I have a big system written mostly in C that was running in user space up till now. Now I need to compile the code as a kernel module. For that, afaik, I should at least rewrite the code and replace functions as malloc
, calloc
, free
, printf
with their kernel equivalents, because those are solely user-space functions. The problem is, however, that I don't have the source code to some custom-made libraries used in the system, and those libraries call malloc
etc. inside their functions.
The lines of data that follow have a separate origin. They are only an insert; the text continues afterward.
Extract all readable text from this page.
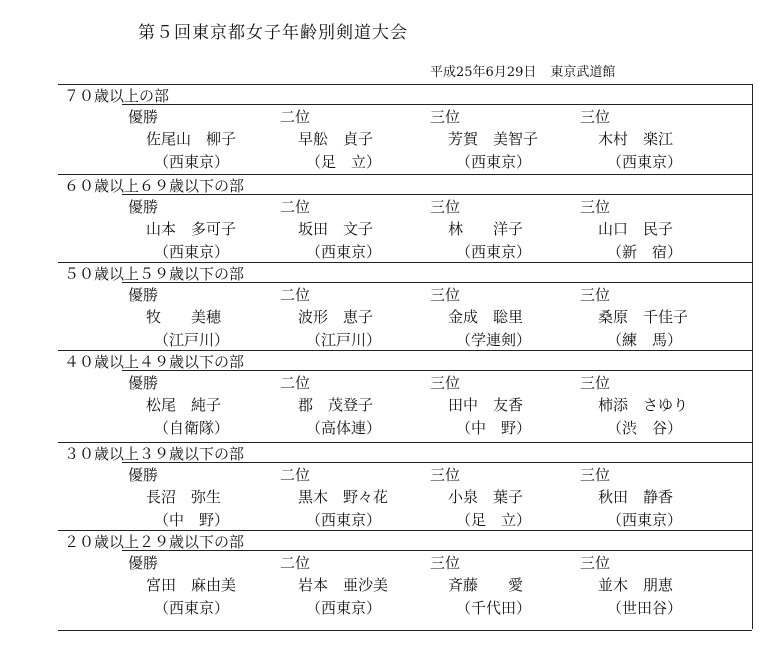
第５回東京都女子年齢別剣道大会
平成25年6月29日 東京武道館
７０歳以上の部
優勝
佐尾山　柳子
（西東京）
二位
早舩　貞子
（足　立）
三位
芳賀　美智子
（西東京）
三位
木村　楽江
（西東京）
６０歳以上６９歳以下の部
優勝
山本　多可子
（西東京）
二位
坂田　文子
（西東京）
三位
林　　洋子
（西東京）
三位
山口　民子
（新　宿）
５０歳以上５９歳以下の部
優勝
牧　　美穂
（江戸川）
二位
波形　恵子
（江戸川）
三位
金成　聡里
（学連剣）
三位
桑原　千佳子
（練　馬）
４０歳以上４９歳以下の部
優勝
松尾　純子
（自衛隊）
二位
郡　茂登子
（高体連）
三位
田中　友香
（中　野）
三位
柿添　さゆり
（渋　谷）
３０歳以上３９歳以下の部
優勝
長沼　弥生
（中　野）
二位
黒木　野々花
（西東京）
三位
小泉　葉子
（足　立）
三位
秋田　静香
（西東京）
２０歳以上２９歳以下の部
優勝
宮田　麻由美
（西東京）
二位
岩本　亜沙美
（西東京）
三位
斉藤　　愛
（千代田）
三位
並木　朋恵
（世田谷）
So, basically, I might need to reimplement the whole library.
Now the question: will it be a really dirty hack, if I'd write my own implementation of malloc
as a wrapper around kmalloc
, something like this:
void *malloc(size_t size) {
return kmalloc(size, GFP_USER);
}
Then link this implementation to the system code, which will eliminate all the Unknown symbol in module errors.
Actually I thought that this would be a common problem and someone would have already written such a kmalloc wrapper, but I've been googling for a couple of days now and found nothing useful.
EDIT: The reason for doing this is that the system I'm talking about was a realtime application running on VxWorks realtime OS and now we want to port it to be used on Linux RTAI, where the apps mostly run in kernel space. But I guess there is a possibility to have real-time in user space as well, so, I should probably do as Mike suggested and separate the code into kernel and user-space parts and communicate between them with shared memory.